Ce qu'il faut retenir
- Une économie d'énergie limitée : les airfryers ne réduisent la consommation électrique que de 20 à 30 % par rapport à un four traditionnel, selon les tests menés.
- Un temps de cuisson plus court, mais pas toujours plus efficace : la rapidité de ces appareils ne compense pas toujours leur puissance élevée.
- Une différence de coût estimée entre 0,50 € et 1 € par mois pour un usage régulier, un montant loin d'être révolutionnaire.
- Des modèles très inégaux : certains airfryers consomment autant, voire plus, qu'un four standard.
Des appareils en vogue, mais des promesses à relativiser
Les airfryers ont conquis les foyers français grâce à leur praticité et leur promesse de cuisson saine, avec peu ou pas d'huile. Journal du Geek rappelle que ces appareils séduisent notamment pour leur rapidité et leur capacité à occuper moins d'espace qu'un four. Pourtant, leur impact sur la facture d'électricité reste marginal. Les tests réalisés montrent que, malgré une cuisson plus rapide, la consommation électrique globale ne chute pas de manière significative. Autant dire que l'économie réelle se mesure en centimes, pas en euros.
Pourquoi l'airfryer ne révolutionne pas la facture d'électricité ?
Le fonctionnement des airfryers repose sur une résistance électrique et un ventilateur puissant, qui permettent une cuisson rapide et homogène. Cependant, leur puissance moyenne (entre 1 500 et 2 000 watts) reste proche de celle d'un four électrique classique. Selon les données compilées par Journal du Geek, un airfryer consomme en moyenne 0,8 kWh pour une cuisson de 30 minutes, contre 1,2 kWh pour un four traditionnel sur la même durée. Une différence réelle, mais qui ne se traduit pas par une facture allégée de manière perceptible.
Autre point souvent négligé : l'usage.
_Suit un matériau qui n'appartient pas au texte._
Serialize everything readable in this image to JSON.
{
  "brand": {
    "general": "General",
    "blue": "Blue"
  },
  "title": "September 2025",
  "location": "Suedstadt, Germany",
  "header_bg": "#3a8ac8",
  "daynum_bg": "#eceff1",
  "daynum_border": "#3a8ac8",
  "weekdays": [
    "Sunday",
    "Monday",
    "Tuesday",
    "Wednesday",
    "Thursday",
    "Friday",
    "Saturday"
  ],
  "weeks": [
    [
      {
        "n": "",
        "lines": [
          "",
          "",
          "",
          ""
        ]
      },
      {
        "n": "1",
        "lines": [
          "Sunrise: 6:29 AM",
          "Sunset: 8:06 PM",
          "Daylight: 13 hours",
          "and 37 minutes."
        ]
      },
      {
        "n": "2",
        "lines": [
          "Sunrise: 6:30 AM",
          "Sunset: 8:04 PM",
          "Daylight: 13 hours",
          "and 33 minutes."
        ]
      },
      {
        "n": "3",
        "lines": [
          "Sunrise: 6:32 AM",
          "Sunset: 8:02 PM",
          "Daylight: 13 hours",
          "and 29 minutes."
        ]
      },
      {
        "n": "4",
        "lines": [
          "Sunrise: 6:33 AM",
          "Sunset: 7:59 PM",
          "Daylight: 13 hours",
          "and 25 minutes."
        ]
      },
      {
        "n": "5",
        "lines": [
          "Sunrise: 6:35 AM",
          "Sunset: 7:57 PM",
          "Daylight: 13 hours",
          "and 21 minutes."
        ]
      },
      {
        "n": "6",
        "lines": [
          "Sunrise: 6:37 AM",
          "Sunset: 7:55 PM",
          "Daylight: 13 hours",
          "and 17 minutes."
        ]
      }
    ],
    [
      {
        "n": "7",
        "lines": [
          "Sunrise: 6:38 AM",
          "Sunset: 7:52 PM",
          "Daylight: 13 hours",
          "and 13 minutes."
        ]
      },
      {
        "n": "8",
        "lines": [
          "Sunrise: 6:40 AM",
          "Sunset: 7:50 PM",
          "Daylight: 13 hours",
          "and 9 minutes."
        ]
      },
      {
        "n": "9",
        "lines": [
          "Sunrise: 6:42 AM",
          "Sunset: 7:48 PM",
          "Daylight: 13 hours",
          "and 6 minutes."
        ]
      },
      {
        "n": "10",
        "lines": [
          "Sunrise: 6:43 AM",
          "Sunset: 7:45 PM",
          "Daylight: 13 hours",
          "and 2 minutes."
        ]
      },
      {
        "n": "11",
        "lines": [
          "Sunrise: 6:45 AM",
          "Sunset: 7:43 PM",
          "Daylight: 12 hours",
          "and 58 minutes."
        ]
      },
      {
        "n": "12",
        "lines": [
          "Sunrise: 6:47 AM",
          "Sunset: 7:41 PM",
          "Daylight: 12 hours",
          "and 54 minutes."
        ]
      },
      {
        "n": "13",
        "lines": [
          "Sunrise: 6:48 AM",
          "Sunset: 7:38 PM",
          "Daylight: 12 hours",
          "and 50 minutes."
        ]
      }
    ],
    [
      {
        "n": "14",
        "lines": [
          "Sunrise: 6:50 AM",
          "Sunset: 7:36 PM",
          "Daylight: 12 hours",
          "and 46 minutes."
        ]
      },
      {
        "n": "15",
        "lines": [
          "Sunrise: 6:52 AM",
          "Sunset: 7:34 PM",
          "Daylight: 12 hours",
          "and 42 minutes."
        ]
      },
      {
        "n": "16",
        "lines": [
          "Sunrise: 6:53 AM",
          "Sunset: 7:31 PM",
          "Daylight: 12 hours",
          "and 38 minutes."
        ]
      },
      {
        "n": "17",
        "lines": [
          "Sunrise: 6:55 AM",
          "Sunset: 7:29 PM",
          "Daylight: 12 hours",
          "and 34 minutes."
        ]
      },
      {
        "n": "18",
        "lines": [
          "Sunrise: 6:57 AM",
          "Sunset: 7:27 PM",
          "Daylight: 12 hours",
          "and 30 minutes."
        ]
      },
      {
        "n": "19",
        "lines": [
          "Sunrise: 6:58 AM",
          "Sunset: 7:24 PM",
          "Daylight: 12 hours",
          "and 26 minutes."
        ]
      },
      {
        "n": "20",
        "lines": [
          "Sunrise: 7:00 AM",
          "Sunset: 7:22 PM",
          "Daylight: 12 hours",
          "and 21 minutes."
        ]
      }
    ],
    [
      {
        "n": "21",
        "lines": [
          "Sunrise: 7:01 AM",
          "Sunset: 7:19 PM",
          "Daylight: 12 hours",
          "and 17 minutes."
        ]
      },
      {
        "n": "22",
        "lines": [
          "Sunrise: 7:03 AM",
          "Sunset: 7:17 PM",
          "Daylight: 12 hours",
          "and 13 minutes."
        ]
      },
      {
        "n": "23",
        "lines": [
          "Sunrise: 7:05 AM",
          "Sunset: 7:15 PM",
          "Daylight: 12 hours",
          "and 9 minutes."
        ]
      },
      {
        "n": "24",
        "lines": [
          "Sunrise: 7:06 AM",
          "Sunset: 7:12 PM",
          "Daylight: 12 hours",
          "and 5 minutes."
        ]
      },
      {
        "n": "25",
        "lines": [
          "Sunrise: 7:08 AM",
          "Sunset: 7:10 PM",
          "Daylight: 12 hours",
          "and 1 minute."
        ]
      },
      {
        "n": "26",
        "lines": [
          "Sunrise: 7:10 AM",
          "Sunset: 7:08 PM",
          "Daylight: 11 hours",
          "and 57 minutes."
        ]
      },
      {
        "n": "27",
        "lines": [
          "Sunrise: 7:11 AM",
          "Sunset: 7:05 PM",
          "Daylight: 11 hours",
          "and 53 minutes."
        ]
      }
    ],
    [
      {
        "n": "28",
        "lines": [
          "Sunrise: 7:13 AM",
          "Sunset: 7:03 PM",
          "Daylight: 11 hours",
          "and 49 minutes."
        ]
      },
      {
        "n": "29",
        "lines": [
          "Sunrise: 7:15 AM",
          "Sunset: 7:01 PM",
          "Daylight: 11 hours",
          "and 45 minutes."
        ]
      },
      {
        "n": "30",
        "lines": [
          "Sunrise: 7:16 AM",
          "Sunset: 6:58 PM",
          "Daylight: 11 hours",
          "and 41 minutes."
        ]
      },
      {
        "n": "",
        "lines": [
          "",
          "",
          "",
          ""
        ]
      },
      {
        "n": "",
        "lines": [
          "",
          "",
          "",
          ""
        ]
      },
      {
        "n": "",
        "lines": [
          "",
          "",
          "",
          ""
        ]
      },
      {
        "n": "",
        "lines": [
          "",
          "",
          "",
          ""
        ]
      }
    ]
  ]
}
Les airfryers sont généralement utilisés pour des portions réduites, ce qui limite mécaniquement leur impact global sur la consommation. « On parle d'économies, mais elles sont souvent surévaluées », a souligné un expert interrogé par le média, rappelant que les appareils les plus performants sur le papier ne sont pas toujours ceux qui le sont en pratique.
Un choix à faire en fonction de l'usage, pas seulement du coût
Plutôt que de se focaliser sur l'aspect économique, les consommateurs devraient considérer d'autres critères pour justifier l'achat d'un airfryer. Leur atout principal réside dans leur polyvalence : grillades, rôtis, pâtisseries, ou même déshydratation. Pour les petits foyers ou ceux qui cuisinent souvent seuls, ces appareils offrent une alternative pratique aux grands fours. Journal du Geek note cependant que les modèles haut de gamme, dotés de fonctionnalités avancées, peuvent atteindre des prix dépassant ceux d'un four d'entrée de gamme.
Par ailleurs, les airfryers ne remplacent pas totalement un four traditionnel. Les cuissons longues, comme les mijotés ou les grosses pièces de viande, restent plus adaptées à un four classique. Bref, l'airfryer est un outil complémentaire, pas un remplacement systématique.
Reste à voir si les prix de l'électricité, qui restent volatils en 2026, pousseront davantage de foyers à se tourner vers des solutions censées réduire leur facture. Une chose est sûre : l'airfryer ne sera pas la réponse miracle attendue.